Here is an example, in R, of a time series
T = seq(0,20,length=200)
Y = 1 + 3*cos(4*T+2) +.2*T^2 + rnorm(200)
plot(T,Y,type="l")
Many thanks
David
I think you can use the caret package and specially the train function
This function sets up a grid of tuning parameters for a number
of classification and regression routines.
require(quantmod)
require(nnet)
require(caret)
T = seq(0,20,length=200)
y = 1 + 3*cos(4*T+2) +.2*T^2 + rnorm(200)
dat <- data.frame( y, x1=Lag(y,1), x2=Lag(y,2))
names(dat) <- c('y','x1','x2')
dat <- dat[c(3:200),] #delete first 2 observations
#Fit model
model <- train(y ~ x1+x2 ,
dat,
method='nnet',
linout=TRUE,
trace = FALSE)
ps <- predict(model, dat)
#Examine results
plot(T,Y,type="l",col = 2)
lines(T[-c(1:2)],ps, col=3)
legend(5, 70, c("y", "pred"), cex=1.5, fill=2:3)

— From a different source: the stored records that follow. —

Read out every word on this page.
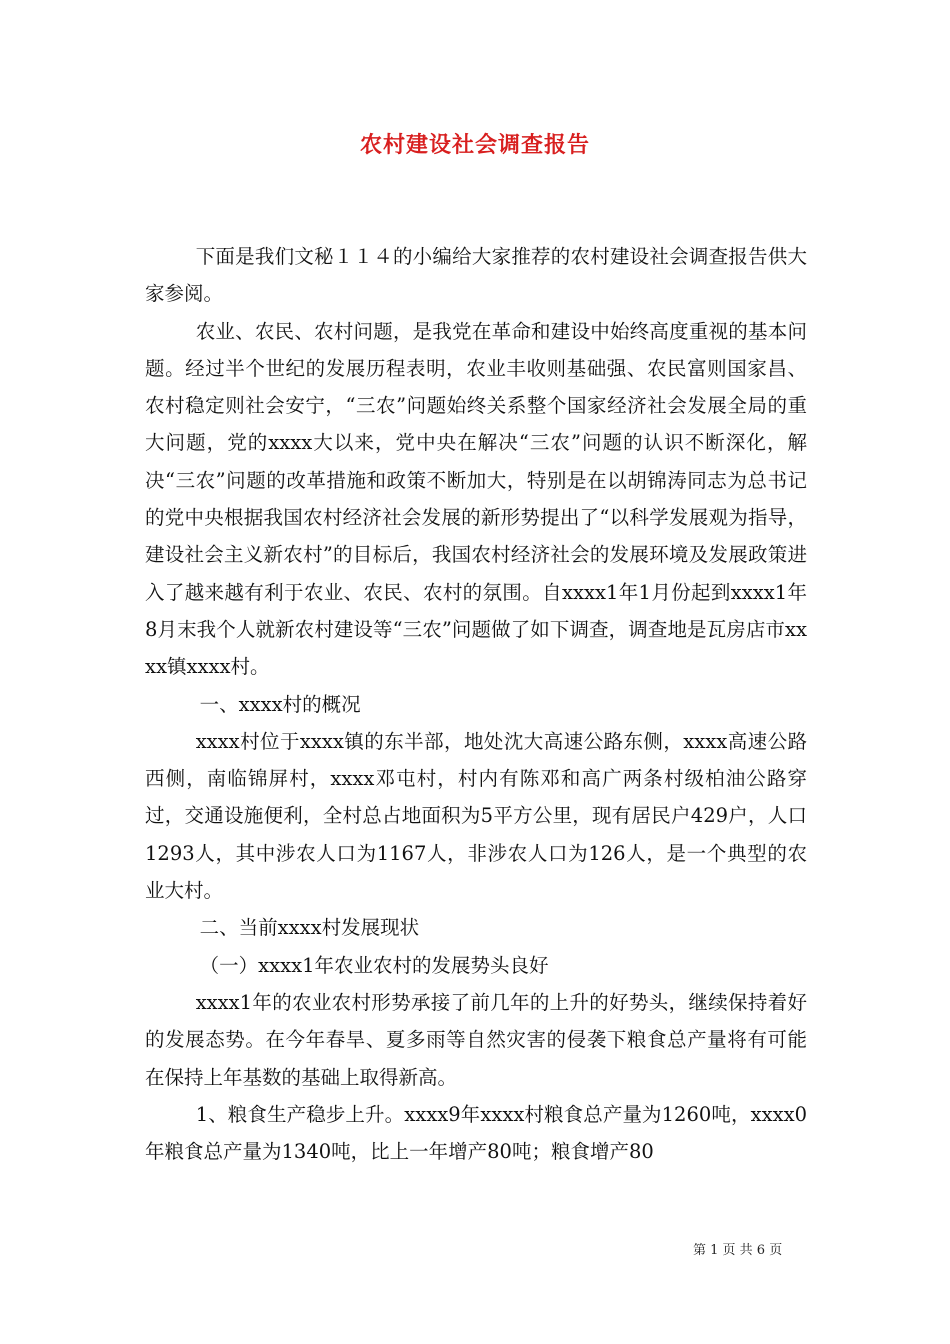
农村建设社会调查报告

下面是我们文秘１１４的小编给大家推荐的农村建设社会调查报告供大家参阅。

农业、农民、农村问题，是我党在革命和建设中始终高度重视的基本问题。经过半个世纪的发展历程表明，农业丰收则基础强、农民富则国家昌、农村稳定则社会安宁，“三农”问题始终关系整个国家经济社会发展全局的重大问题，党的xxxx大以来，党中央在解决“三农”问题的认识不断深化，解决“三农”问题的改革措施和政策不断加大，特别是在以胡锦涛同志为总书记的党中央根据我国农村经济社会发展的新形势提出了“以科学发展观为指导，建设社会主义新农村”的目标后，我国农村经济社会的发展环境及发展政策进入了越来越有利于农业、农民、农村的氛围。自xxxx1年1月份起到xxxx1年8月末我个人就新农村建设等“三农”问题做了如下调查，调查地是瓦房店市xxxx镇xxxx村。

一、xxxx村的概况

xxxx村位于xxxx镇的东半部，地处沈大高速公路东侧，xxxx高速公路西侧，南临锦屏村，xxxx邓屯村，村内有陈邓和高广两条村级柏油公路穿过，交通设施便利，全村总占地面积为5平方公里，现有居民户429户，人口1293人，其中涉农人口为1167人，非涉农人口为126人，是一个典型的农业大村。

二、当前xxxx村发展现状

（一）xxxx1年农业农村的发展势头良好

xxxx1年的农业农村形势承接了前几年的上升的好势头，继续保持着好的发展态势。在今年春旱、夏多雨等自然灾害的侵袭下粮食总产量将有可能在保持上年基数的基础上取得新高。

1、粮食生产稳步上升。xxxx9年xxxx村粮食总产量为1260吨，xxxx0年粮食总产量为1340吨，比上一年增产80吨；粮食增产80

第 1 页 共 6 页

The solution proposed by #agstudy is useful, but in-sample fits are not a reliable guide to out-of-sample forecasting accuracy. The gold standard in forecasting accuracy measurement is to use a holdout sample. Remove the last 5 or 10 or 20 observations (depending to the length of the time series) from the training sample, fit your models to the rest of the data, use the fitted models to forecast the holdout sample and simply compare accuracies on the holdout, using Mean Absolute Deviations (MAD) or weighted Mean Absolute Percentage Errors (wMAPEs).

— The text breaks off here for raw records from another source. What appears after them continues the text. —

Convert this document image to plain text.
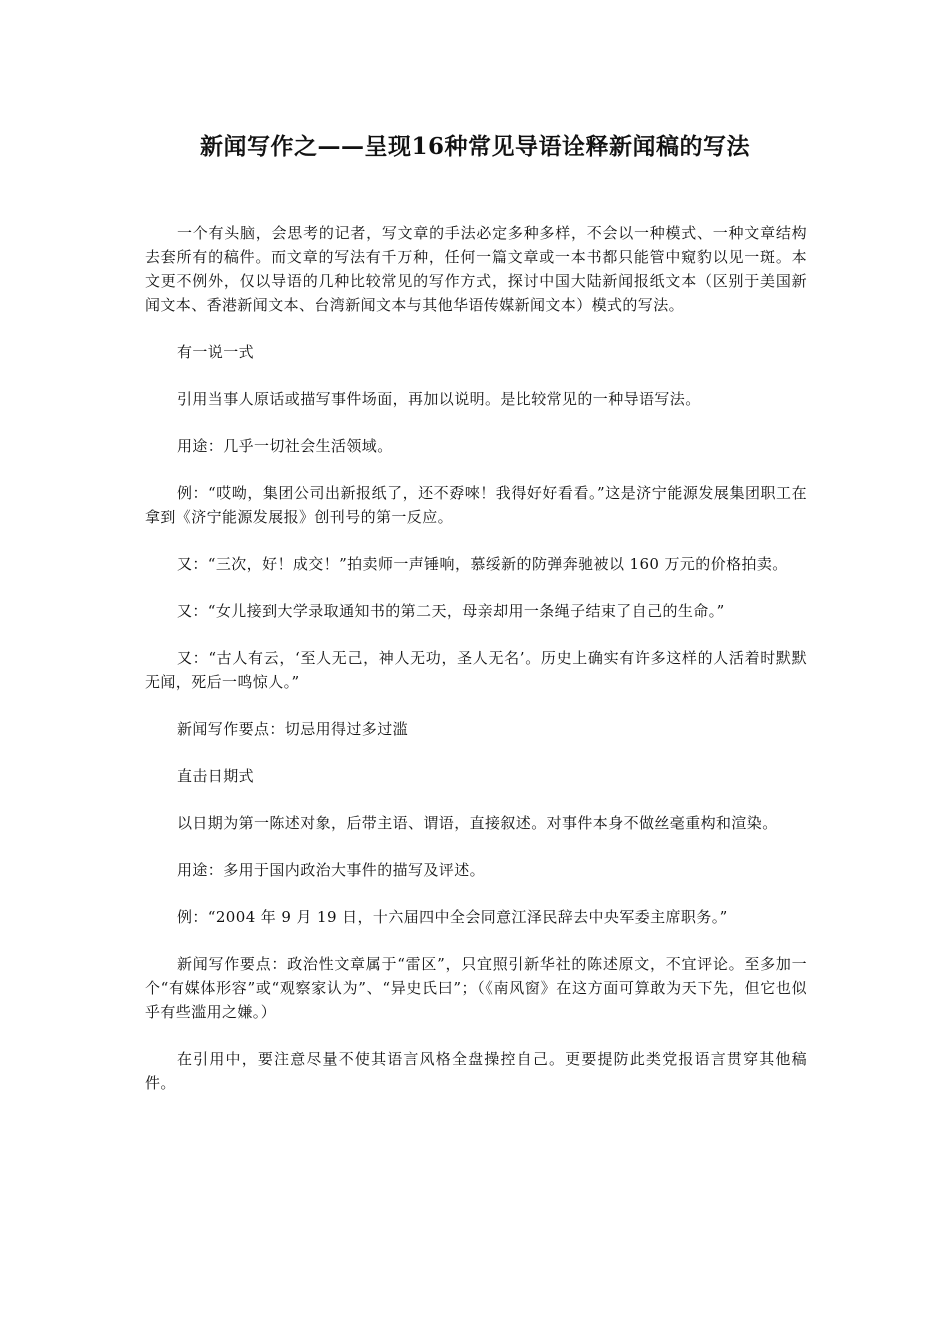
新闻写作之——呈现16种常见导语诠释新闻稿的写法

一个有头脑，会思考的记者，写文章的手法必定多种多样，不会以一种模式、一种文章结构去套所有的稿件。而文章的写法有千万种，任何一篇文章或一本书都只能管中窥豹以见一斑。本文更不例外，仅以导语的几种比较常见的写作方式，探讨中国大陆新闻报纸文本（区别于美国新闻文本、香港新闻文本、台湾新闻文本与其他华语传媒新闻文本）模式的写法。

有一说一式

引用当事人原话或描写事件场面，再加以说明。是比较常见的一种导语写法。

用途：几乎一切社会生活领域。

例：“哎呦，集团公司出新报纸了，还不孬唻！我得好好看看。”这是济宁能源发展集团职工在拿到《济宁能源发展报》创刊号的第一反应。

又：“三次，好！成交！”拍卖师一声锤响，慕绥新的防弹奔驰被以 160 万元的价格拍卖。

又：“女儿接到大学录取通知书的第二天，母亲却用一条绳子结束了自己的生命。”

又：“古人有云，‘至人无己，神人无功，圣人无名’。历史上确实有许多这样的人活着时默默无闻，死后一鸣惊人。”

新闻写作要点：切忌用得过多过滥

直击日期式

以日期为第一陈述对象，后带主语、谓语，直接叙述。对事件本身不做丝毫重构和渲染。

用途：多用于国内政治大事件的描写及评述。

例：“2004 年 9 月 19 日，十六届四中全会同意江泽民辞去中央军委主席职务。”

新闻写作要点：政治性文章属于“雷区”，只宜照引新华社的陈述原文，不宜评论。至多加一个“有媒体形容”或“观察家认为”、“异史氏曰”；（《南风窗》在这方面可算敢为天下先，但它也似乎有些滥用之嫌。）

在引用中，要注意尽量不使其语言风格全盘操控自己。更要提防此类党报语言贯穿其他稿件。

So to do this you can change the code above in this way:
require(quantmod)
require(nnet)
require(caret)
t = seq(0,20,length=200)
y = 1 + 3*cos(4*t+2) +.2*t^2 + rnorm(200)
dat <- data.frame( y, x1=Lag(y,1), x2=Lag(y,2))

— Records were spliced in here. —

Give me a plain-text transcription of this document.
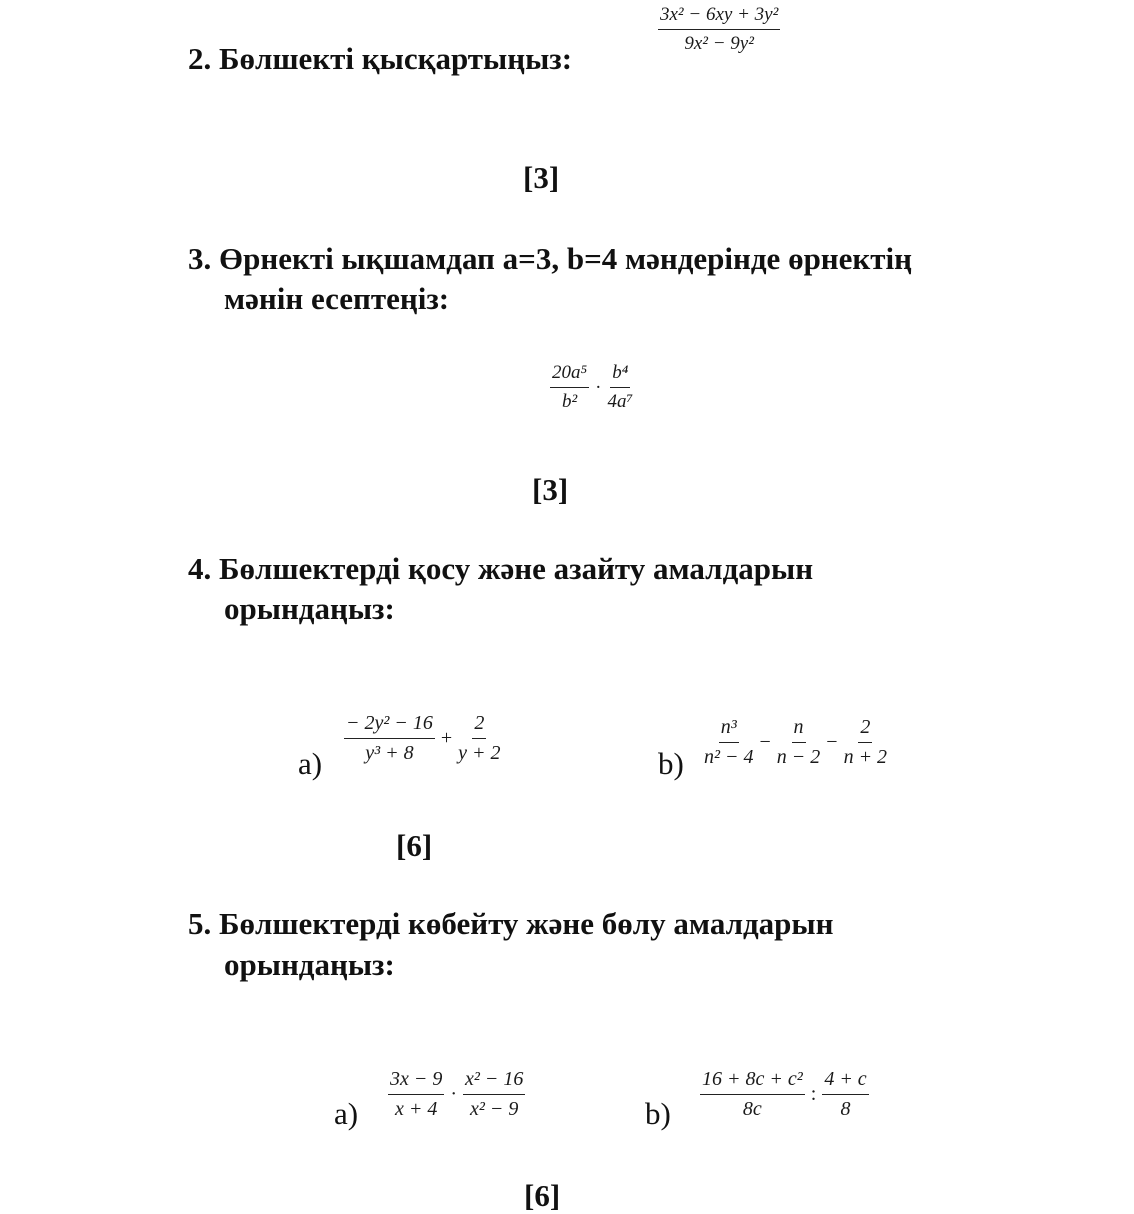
2. Бөлшекті қысқартыңыз:
$\frac{\text{3x² − 6xy + 3y²}}{\text{9x² − 9y²}}$
[3]
3. Өрнекті ықшамдап a=3, b=4 мәндерінде өрнектің
мәнін есептеңіз:
$\frac{\text{20a⁵}}{\text{b²}} \cdot \frac{\text{b⁴}}{\text{4a⁷}}$
[3]
4. Бөлшектерді қосу және азайту амалдарын
орындаңыз:
$a) \frac{\text{− 2y² − 16}}{\text{y³ + 8}} + \frac{2}{y + 2}$	$b) \frac{\text{n³}}{\text{n² − 4}} - \frac{n}{n - 2} - \frac{2}{n + 2}$
[6]
5. Бөлшектерді көбейту және бөлу амалдарын
орындаңыз:
$a) \frac{3x - 9}{x + 4} \cdot \frac{\text{x² − 16}}{\text{x² − 9}}$	$b) \frac{\text{16 + 8c + c²}}{8c}$ : $\frac{4 + c}{8}$
[6]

names(dat) <- c('y','x1','x2')
train_set <- dat[c(3:185),]
test_set <- dat[c(186:200),]
#Fit model
model <- train(y ~ x1+x2 ,
train_set,
method='nnet',
linout=TRUE,
trace = FALSE)
ps <- predict(model, test_set)
#Examine results
plot(T,Y,type="l",col = 2)
lines(T[c(186:200)],ps, col=3)
legend(5, 70, c("y", "pred"), cex=1.5, fill=2:3)
This last two lines output the wMAPE of the forecasts from the model
sum(abs(ps-test_set["y"]))/sum(test_set)